Bucke smiled and said, “I have heard him rag the collectors all right. But of course he has been very generous with me as he has been with you, and with the boys from Bolton as well, as he knows that we have higher motives than bookselling and that, in our different ways, we are scholars and curators— preservers.”
He told me that his goal was to turn the collection, which takes in photos, albums, letters and so on, as well as books and the manuscripts that fathered them, into an annotated bibliography. He owned some of W’s letters to Harry Stafford and to Pete Doyle. I would have valued a look at the former, for to me Stafford was a minor mystery within the greater mysteries of W’s life, but Bucke was highly protective of his collection. As to whether this attitude arose out of some fear that I would steal secrets he was saving for his proposed bibliography or jealousy over my being able to speak with W every single day, I cannot say. Still, I was of course actually quite excited to get a look at the Pete letters, though I had to content myself with an all too brief and closely observed peek. Bucke let me hold them while he stood there. I was able to take in only a little of the content. What I could discern was only that the letters were as W had said or suggested: erratic in content and not particularly revealing of much beyond the unlikelihood of so intense an association between two such dissimilar individuals. To distract me, Bucke continued to chatter the whole time, before whisking me away to tour the grounds and examine what he called his other collection. He was referring to the lunatics and madmen gathered together from various institutions elsewhere in Canada. I was permitted to look into several of the cel
ls, as I suppose one must call them, housing some of the most seriously deranged patients. I found everything settled and in good order, with the walls freshly calcimined.
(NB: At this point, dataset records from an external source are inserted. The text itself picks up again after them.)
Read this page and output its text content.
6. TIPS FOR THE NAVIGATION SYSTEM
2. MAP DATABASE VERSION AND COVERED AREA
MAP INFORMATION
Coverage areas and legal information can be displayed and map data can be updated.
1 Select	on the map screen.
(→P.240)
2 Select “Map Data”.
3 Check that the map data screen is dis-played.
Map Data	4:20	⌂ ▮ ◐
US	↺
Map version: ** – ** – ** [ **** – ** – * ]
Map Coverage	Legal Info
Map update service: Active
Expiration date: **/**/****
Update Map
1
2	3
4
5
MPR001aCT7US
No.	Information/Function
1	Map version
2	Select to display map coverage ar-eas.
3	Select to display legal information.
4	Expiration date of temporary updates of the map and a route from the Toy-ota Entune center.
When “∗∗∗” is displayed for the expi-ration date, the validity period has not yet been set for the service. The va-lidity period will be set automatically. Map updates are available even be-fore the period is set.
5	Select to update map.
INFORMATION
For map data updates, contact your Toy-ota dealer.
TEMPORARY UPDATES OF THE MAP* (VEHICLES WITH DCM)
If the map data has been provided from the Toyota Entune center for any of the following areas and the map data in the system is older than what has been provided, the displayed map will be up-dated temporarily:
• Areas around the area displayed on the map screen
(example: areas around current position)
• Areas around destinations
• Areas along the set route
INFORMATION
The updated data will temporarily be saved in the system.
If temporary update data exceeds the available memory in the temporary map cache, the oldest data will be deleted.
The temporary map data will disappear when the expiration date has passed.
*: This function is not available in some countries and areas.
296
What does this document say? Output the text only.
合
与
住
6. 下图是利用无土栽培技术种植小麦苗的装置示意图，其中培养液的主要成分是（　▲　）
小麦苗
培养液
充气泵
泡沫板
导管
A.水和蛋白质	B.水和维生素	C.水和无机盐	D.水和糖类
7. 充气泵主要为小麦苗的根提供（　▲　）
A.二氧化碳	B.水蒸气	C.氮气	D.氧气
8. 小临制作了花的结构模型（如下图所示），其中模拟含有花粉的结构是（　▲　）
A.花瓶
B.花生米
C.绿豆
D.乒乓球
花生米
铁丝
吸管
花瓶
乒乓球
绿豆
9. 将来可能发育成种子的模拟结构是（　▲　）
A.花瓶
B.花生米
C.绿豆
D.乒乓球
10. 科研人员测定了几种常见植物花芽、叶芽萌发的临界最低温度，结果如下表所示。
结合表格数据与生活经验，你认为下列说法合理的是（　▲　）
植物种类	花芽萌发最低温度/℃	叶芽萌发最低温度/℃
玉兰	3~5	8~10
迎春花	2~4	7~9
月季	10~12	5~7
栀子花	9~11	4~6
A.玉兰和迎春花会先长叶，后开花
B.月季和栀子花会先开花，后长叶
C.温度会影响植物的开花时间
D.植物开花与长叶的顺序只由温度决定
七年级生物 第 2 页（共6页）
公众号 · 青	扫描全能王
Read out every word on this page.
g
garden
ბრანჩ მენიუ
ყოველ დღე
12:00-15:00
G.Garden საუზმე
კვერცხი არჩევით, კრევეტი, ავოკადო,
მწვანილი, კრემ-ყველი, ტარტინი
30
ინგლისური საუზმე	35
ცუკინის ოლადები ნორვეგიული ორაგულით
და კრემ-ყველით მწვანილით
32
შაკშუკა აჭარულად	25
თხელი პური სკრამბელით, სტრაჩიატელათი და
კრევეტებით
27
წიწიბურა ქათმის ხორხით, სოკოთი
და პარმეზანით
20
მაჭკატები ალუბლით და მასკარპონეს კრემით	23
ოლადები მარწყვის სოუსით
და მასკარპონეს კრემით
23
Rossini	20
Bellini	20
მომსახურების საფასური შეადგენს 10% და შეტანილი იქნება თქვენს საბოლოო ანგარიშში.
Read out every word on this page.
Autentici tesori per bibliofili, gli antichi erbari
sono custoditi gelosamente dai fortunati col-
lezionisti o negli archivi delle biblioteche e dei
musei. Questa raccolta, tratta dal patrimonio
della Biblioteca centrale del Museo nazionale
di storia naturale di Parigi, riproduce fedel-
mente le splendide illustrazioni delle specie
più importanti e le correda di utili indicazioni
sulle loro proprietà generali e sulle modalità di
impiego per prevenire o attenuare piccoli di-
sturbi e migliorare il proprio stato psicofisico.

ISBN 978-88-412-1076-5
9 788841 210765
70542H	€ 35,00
The next day, Sunday, I was dragooned by the distaff side into attending a Presbyterian service in the town, a tidy and resolutely undemonstrative place, while Bucke himself underwent a Catholic Mass, which surprised me. How did he know I was not one of the German Catholics so numerous in my own country and presumably present in his own as well? What had W told him of my background? I was most eager to be the proper house guest, well mannered, enthusiastic and favorably impressed, so I kept my questions to myself, which is to say, I kept the truth of the matter to myself as well. The truth was that in those days, when I did not protest the practice of religion, I was doing so out of respect for Anne, who clung to at least the appearance of Christian worship as a courtesy, or peace offering, to the savagely Protestant Montgomeries of Philadelphia, especially her father. My own father was somewhat appalled at my caving-in to these niceties, just as his own parents, and their parents before them, would have been horrified at his, and my own, evident abandonment of Hebrew beliefs and traditions. In any case, the following day, being Monday, I felt sufficiently cleansed of sin to bring up the more serious matter of Doyle.